Friday the World Health Organization declared the Ebola outbreak in West Africa to be an international public health emergency that requires an extraordinary response to stop its spread.
The WHO made similar announcements in May regarding polio, and in 2009 after the outbreak of swine flu.
Thursday night, the U.S. State Department ordered all eligible family members of U.S. personnel to leave the American Embassy in Liberia's capital city because of the outbreak.
The deadly virus has been reported in Liberia and three other countries in West Africa. Nearly 1,000 people have died since the outbreak appeared in March.

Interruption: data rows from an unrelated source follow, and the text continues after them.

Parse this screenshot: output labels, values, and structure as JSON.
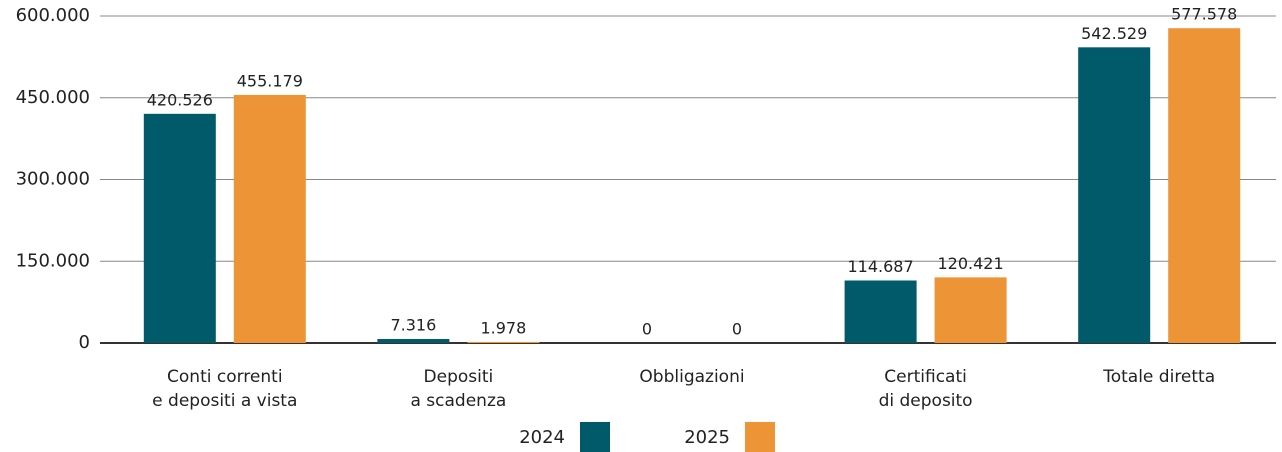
{
  "chart_data": {
    "type": "bar",
    "categories": [
      "Conti correnti\ne depositi a vista",
      "Depositi\na scadenza",
      "Obbligazioni",
      "Certificati\ndi deposito",
      "Totale diretta"
    ],
    "series": [
      {
        "name": "2024",
        "color": "#005a69",
        "values": [
          420526,
          7316,
          0,
          114687,
          542529
        ],
        "value_labels": [
          "420.526",
          "7.316",
          "0",
          "114.687",
          "542.529"
        ]
      },
      {
        "name": "2025",
        "color": "#ec9436",
        "values": [
          455179,
          1978,
          0,
          120421,
          577578
        ],
        "value_labels": [
          "455.179",
          "1.978",
          "0",
          "120.421",
          "577.578"
        ]
      }
    ],
    "ylim": [
      0,
      600000
    ],
    "yticks": [
      {
        "value": 0,
        "label": "0"
      },
      {
        "value": 150000,
        "label": "150.000"
      },
      {
        "value": 300000,
        "label": "300.000"
      },
      {
        "value": 450000,
        "label": "450.000"
      },
      {
        "value": 600000,
        "label": "600.000"
      }
    ],
    "grid": true
  }
}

The U.S. has brought back aid workers infected with the virus to the Centers for Disease Control and Prevention in Atlanta to treat them. University of Oklahoma political scientist and occasional World Views contributor Keith Gaddie says two sets of ethical issues are at play - one, the availability of medical treatment, and who receives it.
"We always treat test subjects before we go to the general population," Gaddie says. "But the bigger ethical issue is why did we wait for aid workers to get infected when we had many infected individuals, at least one of whom might have volunteered to come back and receive treatment in the U.S."
Gaddie says the other ethical dilemma is the public health issue of local customs in West Africa.
"The tradition of holding a dead person or an ill person in a room, touching them, nursing them through the family actually promotes the spread of the disease," Gaddie says. "That's part of the problem with this outbreak."